Colombian President Iván Duque urged the United States to declare Venezuela a state sponsor of terrorism for allegedly shielding dissident fighters thought to be behind an attack on his helicopter last month. Duque has on numerous occasions accused Venezuelan President Nicolás Maduro of harboring FARC dissidents and ELN fighters in his country — claims Caracas denies. (AFP)
Ecuador revoked the citizenship of Julian Assange, the founder of WikiLeaks who is currently in a British prison. Ecuadorian authorities cited unpaid fees and problems in Assange's naturalisation papers, reports the Associated Press.
The arrest of an Evangelical pastor in relation to Haitian President Jovenel Moïse's assassination has sparked a dangerous backlash against Haiti’s Protestant preachers, who were among Moïse's most vocal opponents, reports the Washington Post.
London’s court of appeal agreed to reopen a $7 billionn lawsuit by 200,000 claimants against Anglo-Australian mining giant BHP, reviving a case over the Fundão tailings dam rupture behind Brazil’s worst environmental disaster. The lawsuit is the latest battle to establish whether multinationals can be held liable for the conduct of overseas subsidiaries on their home turf, reports Reuters.

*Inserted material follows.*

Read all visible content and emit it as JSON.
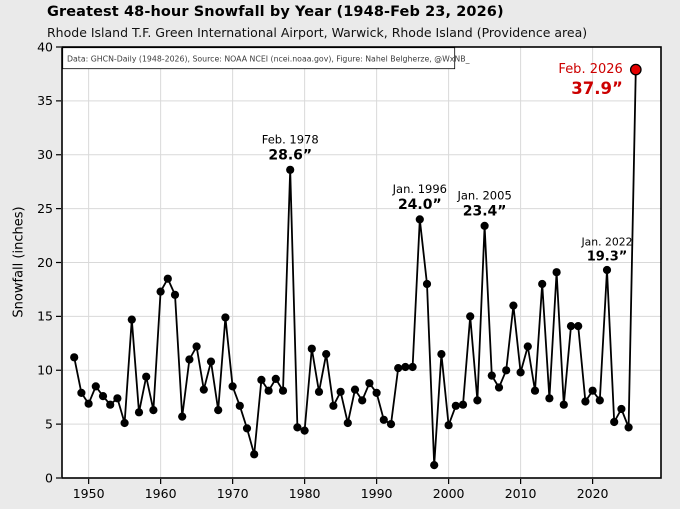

Brazil's Supreme Court is expected to rule, next month, in two landmark cases that could significantly impact Indigenous people’s rights and the protection of demarcated lands -- Latin America Risk Report.
Residents of one of Caracas' Cota 905 neighborhood are caught in the crossfire between gang and police violence, reports Al Jazeera.
Latin America -- particularly Chile and Uruguay, have become massive testing grounds for China's Sinovac coronavirus vaccine. The results have been initially suboptimal, though other factors, such as accelerated reopening, have also impacted infection rates, reports the Wilson Center's Weekly Asado.
As Mexico’s reservoirs run dry, the fishermen, farmers and ranchers stuck on the drying lake beds wonder how they will survive -- Al Jazeera.
A lagoon in Argentina's southern Patagonia region has turned bright pink, a phenomenon experts and activists blame on pollution by a chemical used to preserve prawns for export, reports AFP.
The 2,300-year-old archaeological ruin Chankillo, the oldest solar observatory in the Americas, has been awarded Unesco world heritage status and dubbed "a masterpiece of human creative genius." The site lies in a desert valley in northern Peru and features 13 stone towers built in 250 to 200 BC that functioned as a calendar by marking the rising and setting arcs of the sun, reports the Guardian.